Anna (39) ist Expertin für interkulturelle Kommunikation und Trainerin am Schulz von Thun Institut für Kommunikation. Sie bietet u. a. Trainings für interkulturelle Sensibilität an und bereitet Expats auf ihre Auslandsaufenthalte vor. In meinen Interviews fange ich unterschiedliche Perspektiven auf das Thema Diversität ein. Ich denke, dass interkulturelle Kompetenzen eine wichtige Grundlage für das Verständnis und das Ermöglichen von Diversität sind. Genau darüber wollte ich mit Anna sprechen.
Anna, ich freu mich sehr. Ich bin durch LinkedIn auf dein Buch „Transkulturelle Herausforderungen meistern“ und damit auf dich aufmerksam geworden.
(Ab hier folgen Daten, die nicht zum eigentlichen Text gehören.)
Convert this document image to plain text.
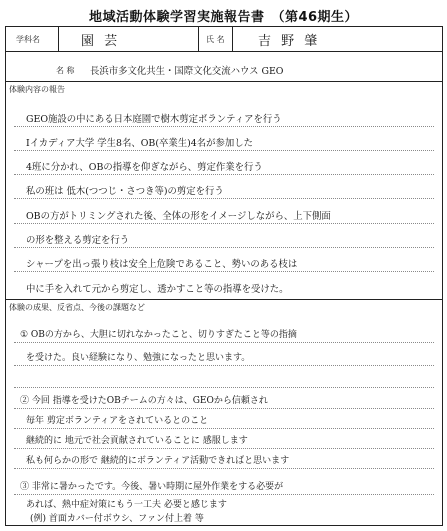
地域活動体験学習実施報告書　（第46期生）
学科名	園 芸	氏 名	吉 野 肇
名 称 長浜市多文化共生・国際文化交流ハウス GEO
体験内容の報告
GEO施設の中にある日本庭園で樹木剪定ボランティアを行う
Iイカディア大学 学生8名、OB(卒業生)4名が参加した
4班に分かれ、OBの指導を仰ぎながら、剪定作業を行う
私の班は 低木(つつじ・さつき等)の剪定を行う
OBの方がトリミングされた後、全体の形をイメージしながら、上下側面
の形を整える剪定を行う
シャープを出っ張り枝は安全上危険であること、勢いのある枝は
中に手を入れて元から剪定し、透かすこと等の指導を受けた。
体験の成果、反省点、今後の課題など
① OBの方から、大胆に切れなかったこと、切りすぎたこと等の指摘
を受けた。良い経験になり、勉強になったと思います。
② 今回 指導を受けたOBチームの方々は、GEOから信頼され
毎年 剪定ボランティアをされているとのこと
継続的に 地元で社会貢献されていることに 感服します
私も何らかの形で 継続的にボランティア活動できればと思います
③ 非常に暑かったです。今後、暑い時期に屋外作業をする必要が
あれば、熱中症対策にもう一工夫 必要と感じます
(例) 首面カバー付ボウシ、ファン付上着 等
Wodurch bist du mit dem Thema in Berührung gekommen?
Anna: Ich habe vor meinem Studium einen Sommer in Spanien verbracht und dabei einen Argentinier kennengelernt. Mit diesem Mann bin ich seit 20 Jahren ein Paar, wir haben zwei Kinder. Meine Auseinandersetzung mit interkultureller Kommunikation hat für mich daher sehr persönliche Wurzeln. Ich bin in Folge tief in das Thema eingetaucht, habe viel Literatur dazu entdeckt, mich in meinem Psychologiestudium damit beschäftigt und mich schlussendlich auch beruflich in diese Richtung orientiert. Als Trainerin und Beraterin begleite ich jetzt Menschen, die international unterwegs sind und viel reisen. Wenn ich jemanden auf einen längeren Auslandsaufenthalt vorbereite, kommen unweigerlich auch immer Stereotypen zur Sprache – dabei ist mir bewusst, dass es „die Männer“ und „die Frauen“ genauso wenig gibt wie „die Deutschen“ und „die Spanier“. Genau dieses Spannungsfeld hat mich sehr interessiert.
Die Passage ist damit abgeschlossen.